En 1991, Michel Rocard, ministre socialiste, laissa sa triste empreinte en affirmant que la France ne pouvait pas accueillir « toute la misère du monde », une expression qui a fait florès depuis. Cette antienne nous est dès lors resservie ad nauseam. Les pays occidentaux auraient atteint les limites de leurs capacités d’accueil. On entend des arguments hypocrites du type : comment accueillir dignement des réfugiéEs alors que le chômage frappe la population ? Ou alors : on ne peut pas en accueillir certains pour ne pas créer un « appel d’air ». Alors que 86 % des réfugiéEs sont accueillis par des pays limitrophes de zones de conflit, des pays beaucoup moins développés que nos vieux pays européens.

La réalité est beaucoup plus prosaïque : la gauche gouvernementale a choisi de défendre la société actuelle, elle s’est positionnée du côté des puissants, dans leur guerre contre la population. On le voit parfaitement dans sa politique économique au service des patrons. C’est sous un gouvernement de gauche que le code du travail a été le plus ouvertement attaqué, avec les lois El Khomri. La gauche livre les salariéEs pieds et poings liés aux grosses entreprises. Dans ce cadre, elle ne peut certainement pas dire que le chômage est dû à l’avidité des capitalistes. Alors, elle va jusqu’à laisser entendre que la faute en incomberait aux immigréEs en général et aux réfugiéEs en particulier. 

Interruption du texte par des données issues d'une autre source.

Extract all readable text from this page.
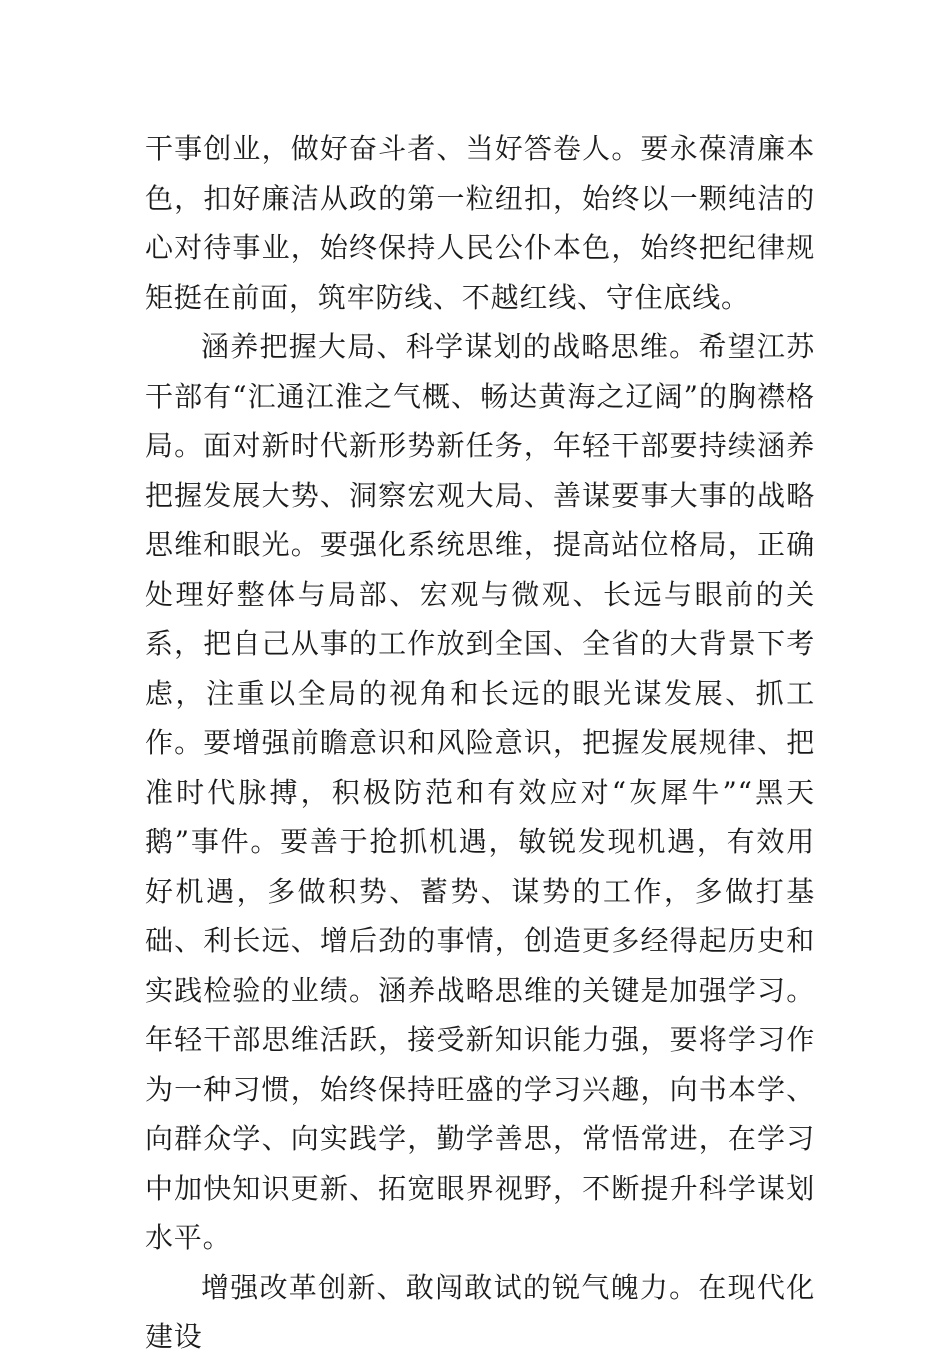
干事创业，做好奋斗者、当好答卷人。要永葆清廉本色，扣好廉洁从政的第一粒纽扣，始终以一颗纯洁的心对待事业，始终保持人民公仆本色，始终把纪律规矩挺在前面，筑牢防线、不越红线、守住底线。

涵养把握大局、科学谋划的战略思维。希望江苏干部有“汇通江淮之气概、畅达黄海之辽阔”的胸襟格局。面对新时代新形势新任务，年轻干部要持续涵养把握发展大势、洞察宏观大局、善谋要事大事的战略思维和眼光。要强化系统思维，提高站位格局，正确处理好整体与局部、宏观与微观、长远与眼前的关系，把自己从事的工作放到全国、全省的大背景下考虑，注重以全局的视角和长远的眼光谋发展、抓工作。要增强前瞻意识和风险意识，把握发展规律、把准时代脉搏，积极防范和有效应对“灰犀牛”“黑天鹅”事件。要善于抢抓机遇，敏锐发现机遇，有效用好机遇，多做积势、蓄势、谋势的工作，多做打基础、利长远、增后劲的事情，创造更多经得起历史和实践检验的业绩。涵养战略思维的关键是加强学习。年轻干部思维活跃，接受新知识能力强，要将学习作为一种习惯，始终保持旺盛的学习兴趣，向书本学、向群众学、向实践学，勤学善思，常悟常进，在学习中加快知识更新、拓宽眼界视野，不断提升科学谋划水平。

增强改革创新、敢闯敢试的锐气魄力。在现代化建设
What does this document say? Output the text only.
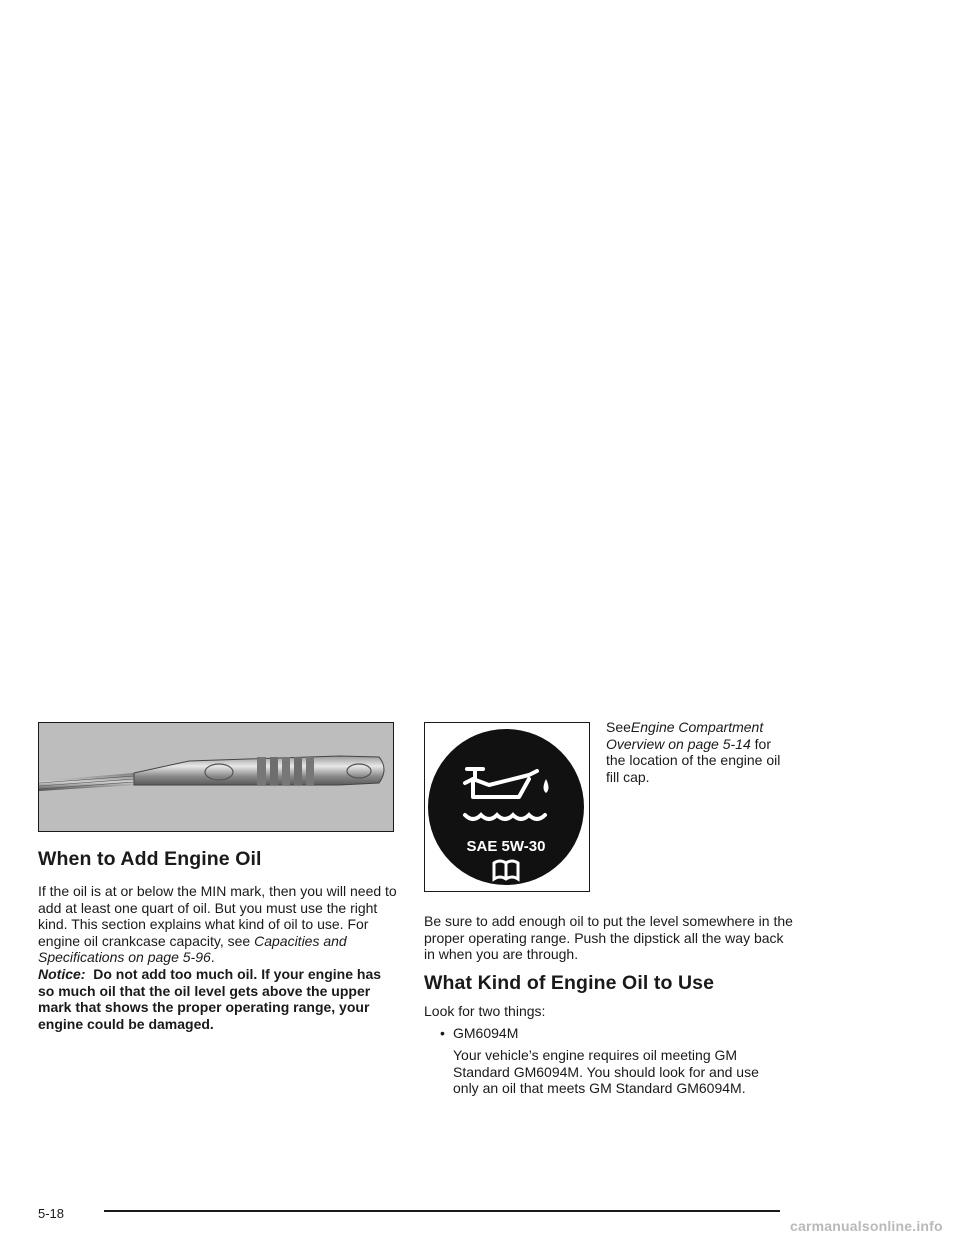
SAE 5W-30
When to Add Engine Oil

If the oil is at or below the MIN mark, then you will need to add at least one quart of oil. But you must use the right kind. This section explains what kind of oil to use. For engine oil crankcase capacity, see Capacities and Specifications on page 5-96.

Notice: Do not add too much oil. If your engine has so much oil that the oil level gets above the upper mark that shows the proper operating range, your engine could be damaged.

SeeEngine Compartment Overview on page 5-14 for the location of the engine oil fill cap.

Be sure to add enough oil to put the level somewhere in the proper operating range. Push the dipstick all the way back in when you are through.

What Kind of Engine Oil to Use

Look for two things:

• GM6094M

Your vehicle’s engine requires oil meeting GM Standard GM6094M. You should look for and use only an oil that meets GM Standard GM6094M.

5-18
carmanualsonline.info
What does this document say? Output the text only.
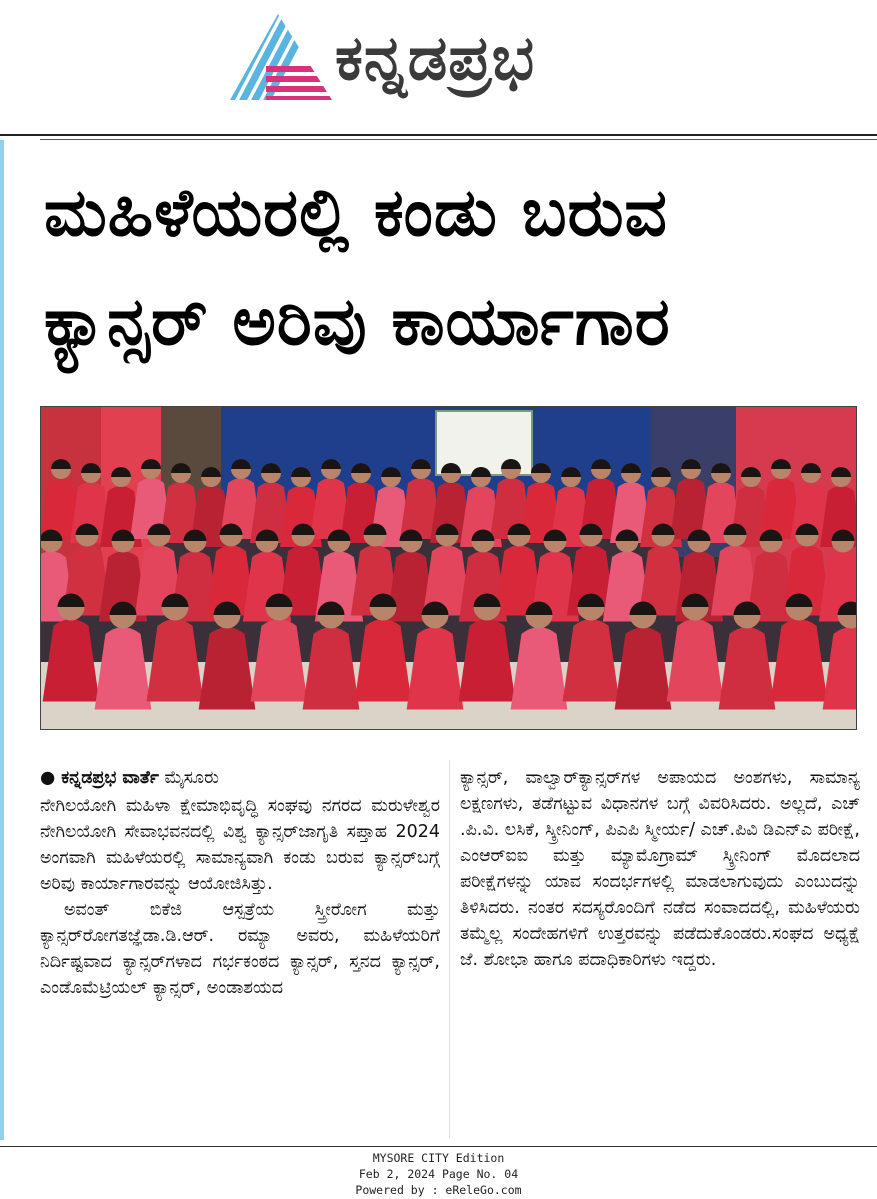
ಕನ್ನಡಪ್ರಭ
ಮಹಿಳೆಯರಲ್ಲಿ ಕಂಡು ಬರುವ
ಕ್ಯಾನ್ಸರ್ ಅರಿವು ಕಾರ್ಯಾಗಾರ
● ಕನ್ನಡಪ್ರಭ ವಾರ್ತೆ ಮೈಸೂರು

ನೇಗಿಲಯೋಗಿ ಮಹಿಳಾ ಕ್ಷೇಮಾಭಿವೃದ್ಧಿ ಸಂಘವು ನಗರದ ಮರುಳೇಶ್ವರ ನೇಗಿಲಯೋಗಿ ಸೇವಾಭವನದಲ್ಲಿ ವಿಶ್ವ ಕ್ಯಾನ್ಸರ್‌ಜಾಗೃತಿ ಸಪ್ತಾಹ 2024 ಅಂಗವಾಗಿ ಮಹಿಳೆಯರಲ್ಲಿ ಸಾಮಾನ್ಯವಾಗಿ ಕಂಡು ಬರುವ ಕ್ಯಾನ್ಸರ್‌ಬಗ್ಗೆ ಅರಿವು ಕಾರ್ಯಾಗಾರವನ್ನು ಆಯೋಜಿಸಿತ್ತು.

ಅವಂತ್ ಬಿಕೆಜಿ ಆಸ್ಪತ್ರೆಯ ಸ್ತ್ರೀರೋಗ ಮತ್ತು ಕ್ಯಾನ್ಸರ್‌ರೋಗತಜ್ಞೆಡಾ.ಡಿ.ಆರ್. ರಮ್ಯಾ ಅವರು, ಮಹಿಳೆಯರಿಗೆ ನಿರ್ದಿಷ್ಟವಾದ ಕ್ಯಾನ್ಸರ್‌ಗಳಾದ ಗರ್ಭಕಂಠದ ಕ್ಯಾನ್ಸರ್, ಸ್ತನದ ಕ್ಯಾನ್ಸರ್, ಎಂಡೊಮೆಟ್ರಿಯಲ್ ಕ್ಯಾನ್ಸರ್, ಅಂಡಾಶಯದ

ಕ್ಯಾನ್ಸರ್, ವಾಲ್ವಾರ್‌ಕ್ಯಾನ್ಸರ್‌ಗಳ ಅಪಾಯದ ಅಂಶಗಳು, ಸಾಮಾನ್ಯ ಲಕ್ಷಣಗಳು, ತಡೆಗಟ್ಟುವ ವಿಧಾನಗಳ ಬಗ್ಗೆ ವಿವರಿಸಿದರು. ಅಲ್ಲದೆ, ಎಚ್ .ಪಿ.ವಿ. ಲಸಿಕೆ, ಸ್ಕ್ರೀನಿಂಗ್, ಪಿಎಪಿ ಸ್ಮೀರ್ಯ/ ಎಚ್.ಪಿವಿ ಡಿಎನ್‌ಎ ಪರೀಕ್ಷೆ, ಎಂಆರ್‌ಐಐ ಮತ್ತು ಮ್ಯಾಮೊಗ್ರಾಮ್ ಸ್ಕ್ರೀನಿಂಗ್ ಮೊದಲಾದ ಪರೀಕ್ಷೆಗಳನ್ನು ಯಾವ ಸಂದರ್ಭಗಳಲ್ಲಿ ಮಾಡಲಾಗುವುದು ಎಂಬುದನ್ನು ತಿಳಿಸಿದರು. ನಂತರ ಸದಸ್ಯರೊಂದಿಗೆ ನಡೆದ ಸಂವಾದದಲ್ಲಿ, ಮಹಿಳೆಯರು ತಮ್ಮೆಲ್ಲ ಸಂದೇಹಗಳಿಗೆ ಉತ್ತರವನ್ನು ಪಡೆದುಕೊಂಡರು.ಸಂಘದ ಅಧ್ಯಕ್ಷೆ ಜೆ. ಶೋಭಾ ಹಾಗೂ ಪದಾಧಿಕಾರಿಗಳು ಇದ್ದರು.

MYSORE CITY Edition
Feb 2, 2024 Page No. 04
Powered by : eReleGo.com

La gauche n’a pas hésité à présenter l’immigration comme un « problème ». Fabius, sous Mitterrand, n’avait-il pas déclaré que sur l’immigration, l’extrême droite posait les bonnes questions mais apportait de mauvaises réponses ? Comme si les immigréEs étaient un fardeau, alors que leur travail enrichit ce pays depuis des lustres ! Les gouvernements de gauche successifs n’ont changé aucune des lois prises auparavant contre les immigréEs, mais les ont au contraire mises en œuvre. Hollande a exclu toute régularisation collective, et, comme tous ses prédécesseurs, a mis allègrement à la poubelle la promesse de donner le droit de vote aux étrangerEs installés sur le territoire. Alors, si un parti comme le Front national en France, et tant d’autres en Europe, peuvent apparaître aux yeux d’une fraction des salariéEs comme un parti susceptible de défendre leurs intérêts, c’est d’abord parce que le passage des différents gouvernements de gauche ont démoralisé leurs électeurs populaires. Mais c’est aussi parce que les esprits ont été préparés par les dirigeants de gauche, PS et PC confondus, qui se placent sur le terrain de la défense de la nation et des « Français d’abord ». En témoigne cette intervention de Georges Marchais en janvier 1981 : « En raison de la présence en France de près de quatre millions et demi de travailleurs immigrés et de membres de leurs familles, la poursuite de l’immigration pose aujourd’hui de graves problèmes. Il faut stopper l’immigration officielle et clandestine ». Et le slogan du PCF était à l’époque « Produisons français ! », slogan qu’on peut rapprocher de la défense de l’industrie française, souvent mise en avant actuellement par les syndicats. Cela n’a guère de sens à l’heure de la mondialisation, car les monopoles français, bien de « chez nous », Renault, EDF, Orange, Veolia, Saint-Gobain, Carrefour, Alstom, Bolloré, Areva, Total, SFR, etc., sont tous largement implantés sur toute la planète. Mais de « fabriquons français » à « fabriquons français avec des Français », il n’y a qu’un pas, allègrement franchi par le FN.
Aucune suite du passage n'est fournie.